(Re)in Summary
• S&P Global Ratings placed Engineering Guarantee Insurance’s ‘A’ ratings on CreditWatch negative due to its large guarantee bond exposure to Dawonsys.
• The agency said potential claims tied to Dawonsys could materially weaken EGI’s capitalisation and ability to meet short-term obligations.
• S&P also warned that EGI’s planned investment in Dawonsys could further pressure its financial risk profile, although possible government support may partly offset the downside.
S&P Global Ratings has placed Engineering Guarantee Insurance’s ‘A’ long-term local-currency financial strength and issuer credit ratings on CreditWatch with negative implications due to the Korean insurer’s material exposure to distressed manufacturer Dawonsys.
The ratings action, announced on 18 March, reflects S&P’s view that EGI could face substantial claim losses if guarantee bonds issued for Dawonsys are called, potentially weakening its capitalisation and raising financial risks.
According to local press, cited by S&P, EGI’s gross guarantee bond exposure to Dawonsys amounts to about KRW1tn (US$667m), or roughly 69% of shareholders’ equity at end-2025. The guarantees include contract performance bonds and advance payment bonds.
Dawonsys, which manufactures rail vehicles and power electronics systems, has failed to deliver orders for Korea Railroad Corp. and Seoul Metro Transportation.

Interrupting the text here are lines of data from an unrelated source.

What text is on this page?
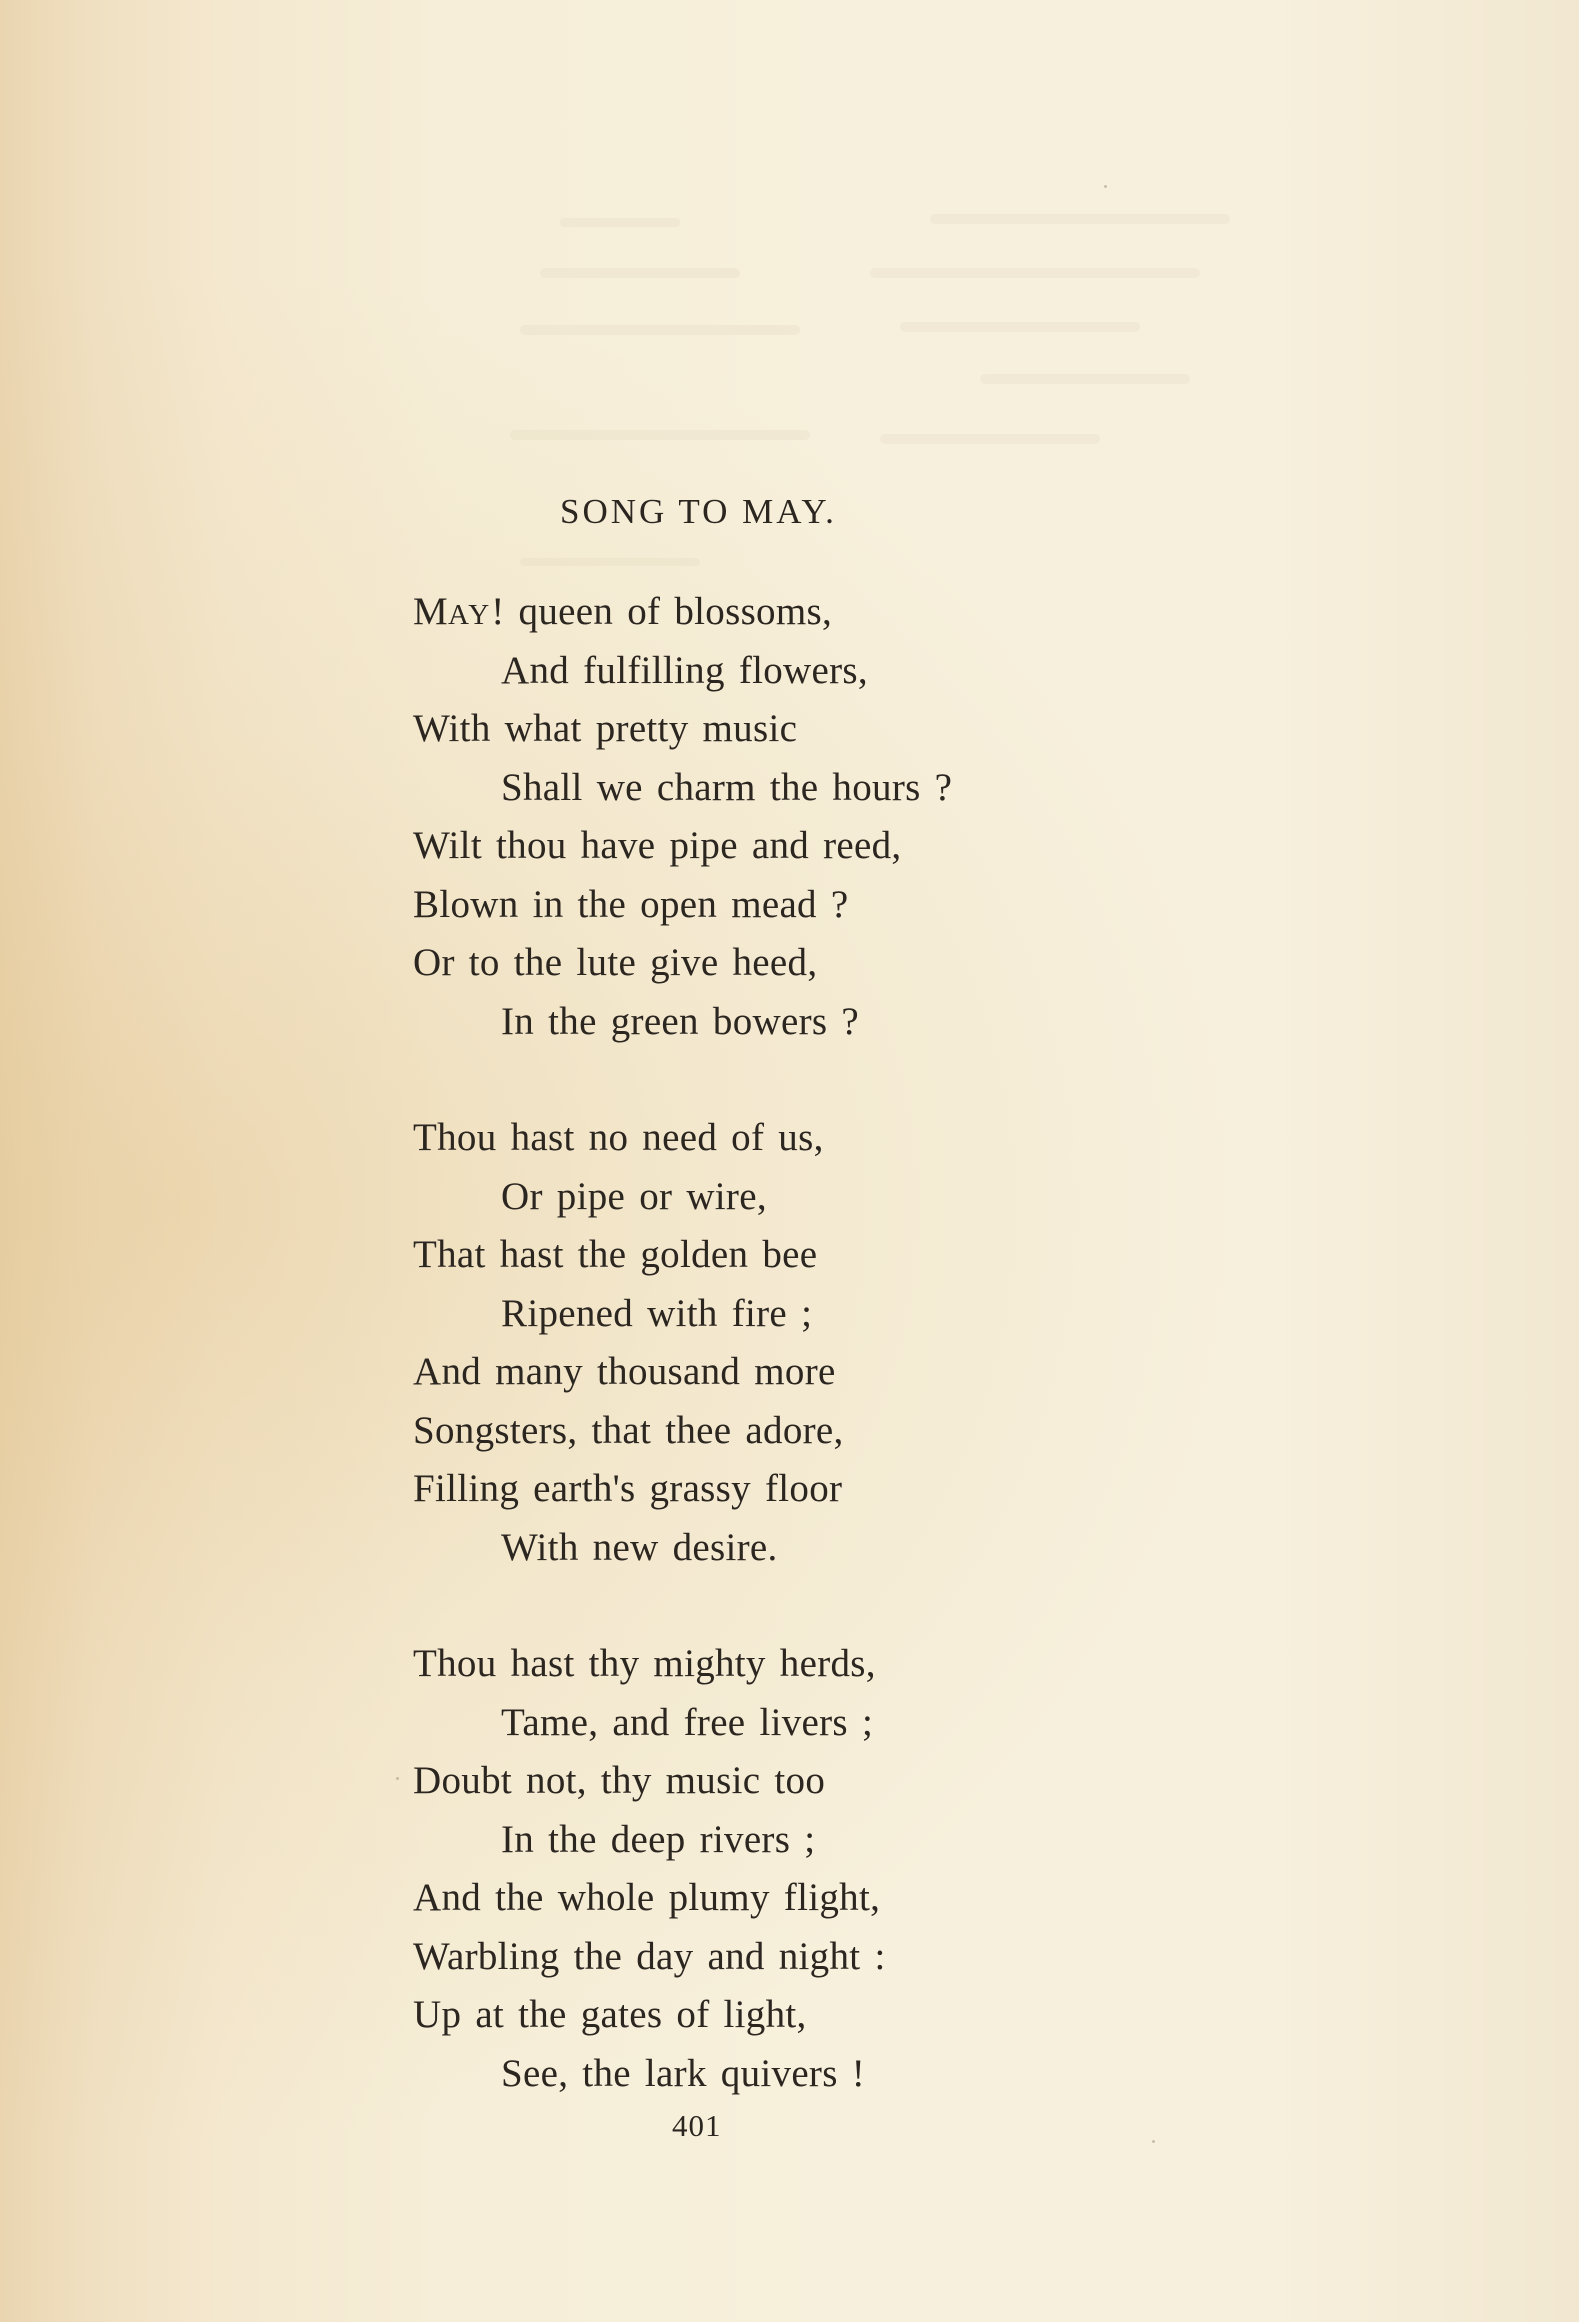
SONG TO MAY.
MAY! queen of blossoms,
And fulfilling flowers,
With what pretty music
Shall we charm the hours ?
Wilt thou have pipe and reed,
Blown in the open mead ?
Or to the lute give heed,
In the green bowers ?
Thou hast no need of us,
Or pipe or wire,
That hast the golden bee
Ripened with fire ;
And many thousand more
Songsters, that thee adore,
Filling earth's grassy floor
With new desire.
Thou hast thy mighty herds,
Tame, and free livers ;
Doubt not, thy music too
In the deep rivers ;
And the whole plumy flight,
Warbling the day and night :
Up at the gates of light,
See, the lark quivers !
401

This has resulted in extended contract periods, which have also increased the risk of bond calls on EGI’s guarantees.
S&P added that it does not expect material risk in EGI’s other large guarantee exposures. However, potential claim payments related to Dawonsys could significantly erode EGI’s capitalisation and its ability to meet short-term financial and policyholder obligations, particularly if it ends up covering most of the claims and does not replenish capital.